How Fast Plaque Forms

Plaque starts building within minutes of brushing. First, a thin protein layer from your saliva coats the tooth surface. Bacteria begin colonizing this layer almost immediately, and during the first one to four hours, they reproduce roughly once per hour. That’s an aggressive growth rate. By 24 hours, the biofilm is well established, and bacterial reproduction slows to once every 12 to 15 hours as the community matures and resources become scarcer.

If plaque isn’t removed, minerals from your saliva (calcium and phosphate) gradually harden it into calculus, commonly called tartar. This mineralization can begin within 24 hours of plaque formation and typically reaches 60% to 90% calcification within about 12 days. Once plaque hardens into tartar, brushing and flossing can’t remove it. Only a dental professional can scrape it off.

What’s in Arterial Plaque

Arterial plaque is an entirely different substance from dental plaque, though they share the same name. It builds up inside artery walls and is the hallmark of atherosclerosis, the condition behind most heart attacks and strokes. The composition is a mix of cholesterol, other fats, proteins, calcium, and inflammatory cells.

The process starts when low-density lipoprotein (LDL cholesterol) accumulates in the inner lining of an artery wall. Immune cells called macrophages move in to clean up the cholesterol, but they absorb so much of it that they become bloated “foam cells.” These foam cells pile up, forming a fatty streak. Over time, smooth muscle cells migrate into the area, and the body lays down fibrous connective tissue, mainly collagen, creating a cap over the fatty core.
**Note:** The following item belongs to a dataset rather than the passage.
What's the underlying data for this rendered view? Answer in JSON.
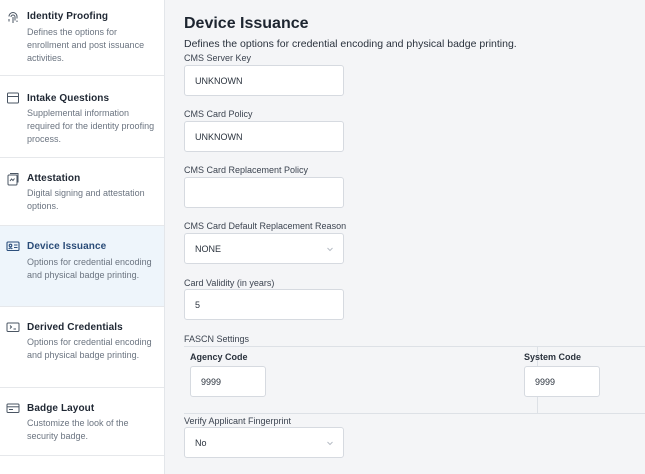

Chemical analysis of arterial plaque shows it contains free cholesterol, cholesterol esters, and phospholipids, with roughly 30% of those lipids in an oxidized form. Fatty hydroxides, ketones, and hydroperoxides are also present. In advanced plaques, calcium deposits can make the lesion hard and rigid, similar to bone.

Stable vs. Vulnerable Arterial Plaque

Not all arterial plaques are equally dangerous. What matters most is the structure, not just the size. A stable plaque has a thick fibrous cap rich in collagen, which keeps its contents sealed away from the bloodstream. A vulnerable plaque has a large lipid core and a thin cap. Plaques with a cap thinner than 65 micrometers (about the width of a human hair) are classified as “thin-cap fibroatheromas” and carry the highest risk of rupturing.

When a vulnerable plaque ruptures, its fatty, thrombogenic core is exposed to flowing blood, triggering a clot that can block the artery. Studies have found that 91% of plaques with blood clots forming on them had a lipid core occupying more than 40% of the total plaque volume. The weakest point is typically the “shoulder” region at the edge of the cap, where the fibrous covering is thinnest. Critically, the plaques most likely to rupture aren’t necessarily the ones that cause the most narrowing of the artery, which is why some heart attacks seem to come without warning.